Review Limitations and Implications

"The role of CKD screening or monitoring in improving clinical outcomes is uncertain," the review authors write. "Evidence for CKD treatment benefit is strongest for [ACEIs] and [ARBs], and in patients with albuminuria combined with diabetes or cardiovascular disease."

Possible limitations of this systematic review include the limited evidence regarding outcomes, the use of post hoc analyses of subgroups of trial participants, and selective reporting and publication bias.

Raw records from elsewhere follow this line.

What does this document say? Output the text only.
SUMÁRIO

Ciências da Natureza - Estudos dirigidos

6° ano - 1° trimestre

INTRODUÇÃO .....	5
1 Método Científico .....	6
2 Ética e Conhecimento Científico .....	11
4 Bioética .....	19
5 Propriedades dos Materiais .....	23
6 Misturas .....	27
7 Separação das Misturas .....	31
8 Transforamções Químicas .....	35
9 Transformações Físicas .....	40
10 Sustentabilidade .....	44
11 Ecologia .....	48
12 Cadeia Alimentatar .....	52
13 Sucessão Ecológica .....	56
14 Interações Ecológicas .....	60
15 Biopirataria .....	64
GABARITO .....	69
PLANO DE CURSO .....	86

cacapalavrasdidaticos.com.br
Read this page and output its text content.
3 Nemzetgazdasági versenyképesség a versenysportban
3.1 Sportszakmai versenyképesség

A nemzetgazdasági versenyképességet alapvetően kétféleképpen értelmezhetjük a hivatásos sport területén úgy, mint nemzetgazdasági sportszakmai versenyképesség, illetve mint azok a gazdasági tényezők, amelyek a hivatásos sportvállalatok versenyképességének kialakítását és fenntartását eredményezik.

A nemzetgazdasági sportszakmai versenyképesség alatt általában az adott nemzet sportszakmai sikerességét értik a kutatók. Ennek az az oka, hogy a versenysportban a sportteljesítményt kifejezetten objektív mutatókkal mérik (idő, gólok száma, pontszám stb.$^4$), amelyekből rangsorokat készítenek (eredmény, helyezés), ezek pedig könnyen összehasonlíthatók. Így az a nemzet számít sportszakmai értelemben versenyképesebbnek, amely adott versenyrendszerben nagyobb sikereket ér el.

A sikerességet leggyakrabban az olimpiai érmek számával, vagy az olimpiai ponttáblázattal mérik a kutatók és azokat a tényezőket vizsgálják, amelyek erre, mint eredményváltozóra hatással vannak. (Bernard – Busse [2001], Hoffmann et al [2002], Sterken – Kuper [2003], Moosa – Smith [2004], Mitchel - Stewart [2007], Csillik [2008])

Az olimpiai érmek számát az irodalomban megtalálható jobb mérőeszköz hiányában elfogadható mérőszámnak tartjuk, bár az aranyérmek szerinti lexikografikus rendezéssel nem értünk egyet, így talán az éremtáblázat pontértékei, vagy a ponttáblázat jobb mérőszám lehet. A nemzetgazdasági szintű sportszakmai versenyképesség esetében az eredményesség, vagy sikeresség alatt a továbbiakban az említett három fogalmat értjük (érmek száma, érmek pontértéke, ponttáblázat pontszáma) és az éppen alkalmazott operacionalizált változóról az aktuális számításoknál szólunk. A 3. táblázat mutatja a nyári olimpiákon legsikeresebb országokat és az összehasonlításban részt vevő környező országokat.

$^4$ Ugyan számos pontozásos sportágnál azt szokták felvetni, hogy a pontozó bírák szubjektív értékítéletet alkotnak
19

In addition, few trials reported or systematically collected data concerning adverse events.

In an accompanying editorial, Katrin Uhlig, MD, and Andrew S. Levey, MD, from Tufts Medical Center in Boston, Massachusetts, note that new guidelines based on this review are unlikely to recommend regular CKD screening for the general population.

"Nevertheless, targeted screening of clinical populations with a higher risk for CKD and related adverse outcomes, such as patients with CKD risk factors, those with acute illness, and those having diagnostic and therapeutic procedures, rather than untargeted screening may favorably tip the balance of potential benefits versus risks and costs," Dr. Uhlig and Dr. Levey write. "Clinical experience and common sense lend support to recommendations to test these persons. Ultimately, we need more research to develop outcome measures that will comprehensively capture the effect of CKD treatments on the diverse and disparate outcomes encountered in this complex population."

The Agency for Healthcare Research and Quality funded this systematic review and has financial relationships with some of the review authors, including Dr. Fink, who has disclosed receiving a grant from the agency and that his institution has also received a grant from the agency. One coauthor has received payment for the development of educational presentations from PRIME Education. The editorialists have disclosed no relevant financial relationships. Full disclosures can be found at www.acponline.org/authors/icmje/ConflictOfInterestForms.do?msNum_M11-2383.

Ann Intern Med. Published online April 16, 2012.